Games about current events are rarely good, because they’re about as subtle as a political attack ad. A platformer with a politican’s face pasted on the main character is the equivalent of a 1940’s propaganda cartoon, with half the subtlety.
Some games, like Kettle, are starting to get it right, however. Judicial Review manages to walk that tightrope between subtlety and relevance well. The game is set in a world where the British Prime Minister has instituted reforms to the judicial system to ensure that those who are “clearly guilty” don’t get off scot-free. This comes in the form of trial-by-media. You are given a series of news articles about a case and asked to render a guilty verdict, which will be legally binding. You render this verdict by scanning through articles and collecting bits of text as evidence, then making your choice between the suspects that appear in the text.
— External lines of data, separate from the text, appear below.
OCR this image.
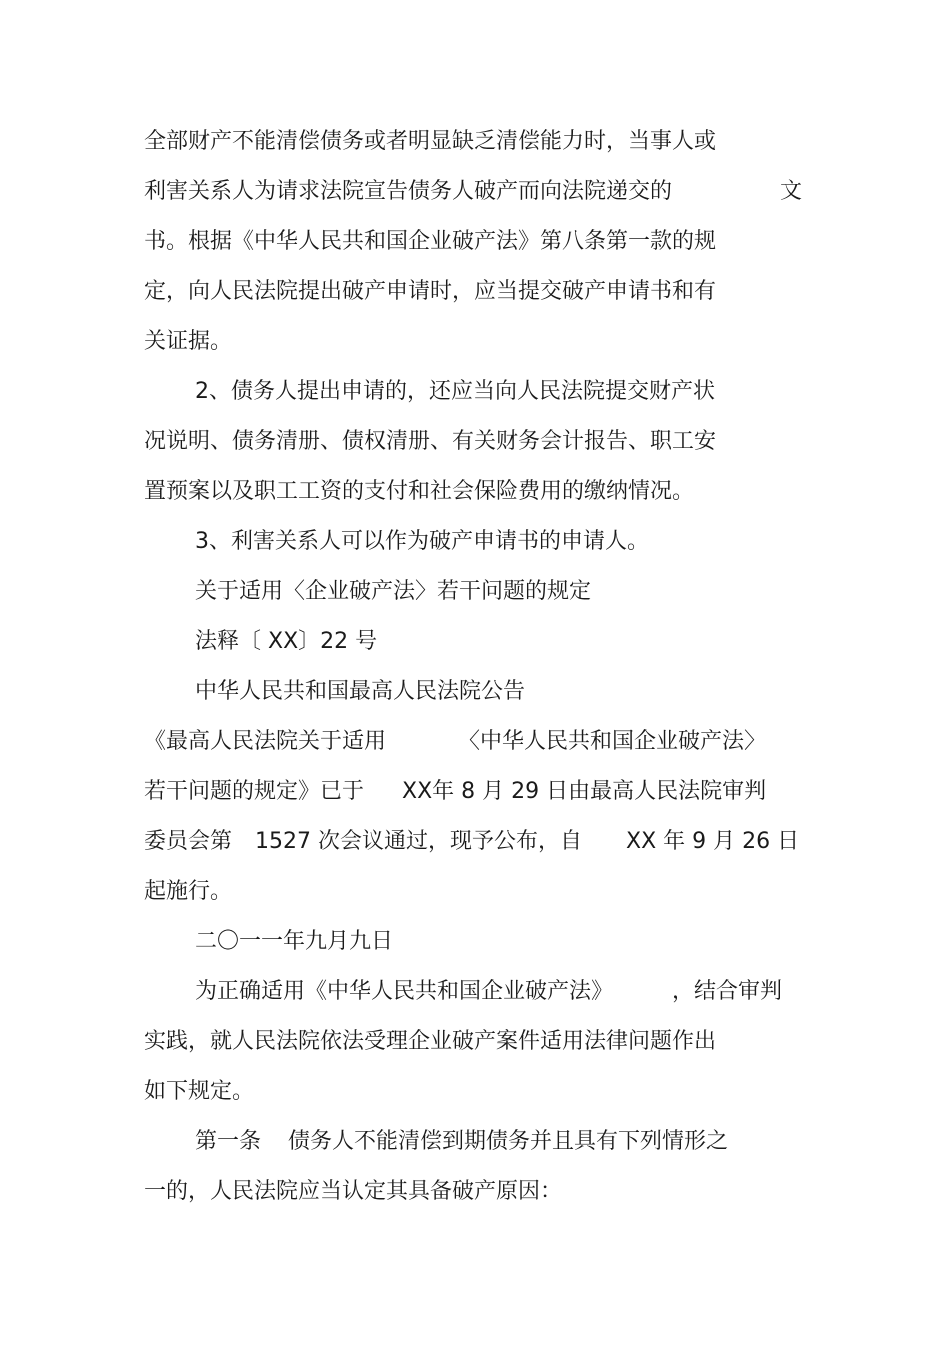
全部财产不能清偿债务或者明显缺乏清偿能力时，当事人或
利害关系人为请求法院宣告债务人破产而向法院递交的	文
书。根据《中华人民共和国企业破产法》第八条第一款的规
定，向人民法院提出破产申请时，应当提交破产申请书和有
关证据。
2、债务人提出申请的，还应当向人民法院提交财产状
况说明、债务清册、债权清册、有关财务会计报告、职工安
置预案以及职工工资的支付和社会保险费用的缴纳情况。
3、利害关系人可以作为破产申请书的申请人。
关于适用〈企业破产法〉若干问题的规定
法释〔 XX〕22 号
中华人民共和国最高人民法院公告
《最高人民法院关于适用	〈中华人民共和国企业破产法〉
若干问题的规定》已于 XX年 8 月 29 日由最高人民法院审判
委员会第 1527 次会议通过，现予公布，自 XX 年 9 月 26 日
起施行。
二〇一一年九月九日
为正确适用《中华人民共和国企业破产法》	，结合审判
实践，就人民法院依法受理企业破产案件适用法律问题作出
如下规定。
第一条 债务人不能清偿到期债务并且具有下列情形之
一的，人民法院应当认定其具备破产原因：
The writing of the articles feels very authentic, with some authors straining to provide some modicum of objectivity while others clearly have an ax to grind. Anyone who appears in the articles can be a suspect, and in order to get the whole story you have to convict some of the minor players as a “what-if” scenario to see their ending.
The endings are what really set it apart, the articles themselves feel very mundane, but the endings are where the author’s intent really shines. It’s clear there’s consequences for how you choose to read the news articles.
Talking Points: What does this say about the modern media? The judicial process? Is this a good critique of the news media? Is this a game that anybody who reads the news would understand?